Nulle tentation panthéiste n’habite cependant cette poésie et ce n’est pas son moindre miracle. C’est que dans ce monde, pourtant tourmenté, mais où le tourment lui-même, celui de la nature et celui du cœur (et le drame d’amour connu par Marie Noël fut l’un des plus graves) est assumé par l’ordre musical de la voix et du son, chaque chose, chaque être, chaque impression, chaque sentiment, reçoit une place qui est la sienne propre. L’acte poétique, par excellence, consiste sans doute à découvrir ainsi et à réaliser musicalement la place propre de chaque évènement ; ce pourquoi l’évènement divin lui-même, avec toute sa puissance mystique, avec toute sa force de pénétration, trouve comme naturellement sa place dans l’universelle mélodie. Aussi les Notes intimes de Marie Noël nous apportent-elles, sous la forme d’une double maxime poétique, une émouvante révélation de son secret :
MARIE (mara) l’amertume mortelle de ma racine.
NOËL, mon miracle, ma fleur de joie.
Henri LEMAÎTRE.
« Dans la chanson, je me suis à la fois toute livrée et toute cachée, je veux dire que le sentiment en est plus vrai qu’aucune de mes paroles vraies de tous les jours, mais qu’il s’y joue en d’irréelles circonstances.
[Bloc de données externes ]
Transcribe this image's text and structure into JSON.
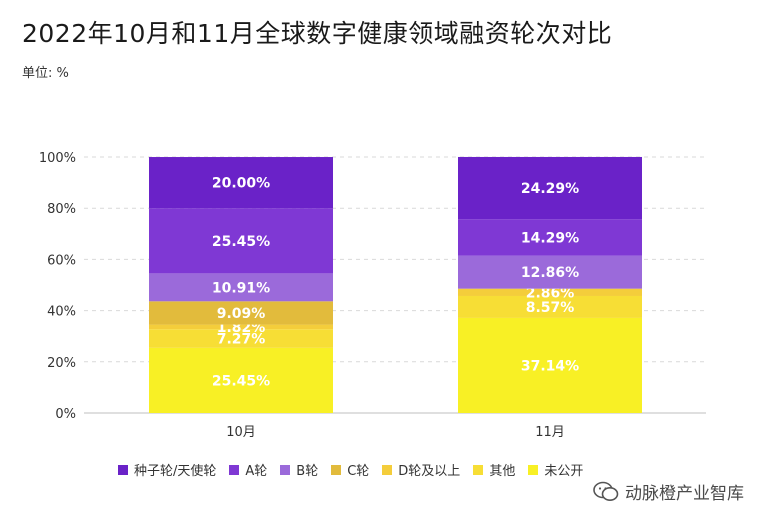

L’imagination où j’ai trouvé alors tant de cachettes n’aura plus cessé d’être depuis mon multiple refuge, mon maquis et mon déguisement perpétuel. »
Marie NOËL.
Œuvres essentielles
LES CHANSONS ET LES HEURES. – Le premier recueil publié de Marie Noël où se fixe l’une des formes lyriques auxquelles elle restera fidèle, cette forme de la chanson que caractérise l’alternance capricieuse de la variété et de la régularité métriques.
CHANTS ET PSAUMES D’AUTOMNE. – L’œuvre maîtresse de Marie Noël, la maturité de son lyrisme : les thèmes de la nature, de l’amour, de l’angoisse, de la mort et de Dieu s’y organisent en correspondances multiples, tandis que les rythmes, les résonances et les images en composent la figuration symbolique.
LE VOYAGE DE NOËL ET AUTRES CONTES. – Des contes (« Les Sabots d’or » ; « Anna Bergeton » ; « La Rose rouge », etc.) d’une belle fraîcheur d’inspiration et de style à la louange de Dieu et de ses créatures.
Études sur Marie Noël
BLANCHET (André), Marie Noël, Paris, Seghers (coll. « Poètes d’aujourd’hui »).
ESCHOLIER (Raymond), La Neige qui brûle : Marie Noël, Paris, Fayard.
MANOLL (Michel), Marie Noël, Paris, Éditions universitaires (coll. « Classiques du XXe siècle »).
Biographie
1883 Naissance à Auxerre, le 16 février, de Marie Rouget, fille d’un professeur de philosophie attaché d’autre part au travail manuel et à l’intimité avec la nature.
1908 Marie Noël écrit à vingt-cinq ans son premier poème, Les Heures.
1920 La publication du recueil Les Chansons et les Heures attire l’attention de l’abbé Bremond.
1920-1925 Ce sont les années où se précise la montée de l’inspiration religieuse chez cette fille d’un disciple de Taine et de Renan, inspiration religieuse qui n’effacera jamais, au contraire, l’inspiration venue de la nature et du cœur. Marie Noël, à l’écart de toute prétention littéraire, ne quittera guère Auxerre où elle demeure à l’ombre de la cathédrale.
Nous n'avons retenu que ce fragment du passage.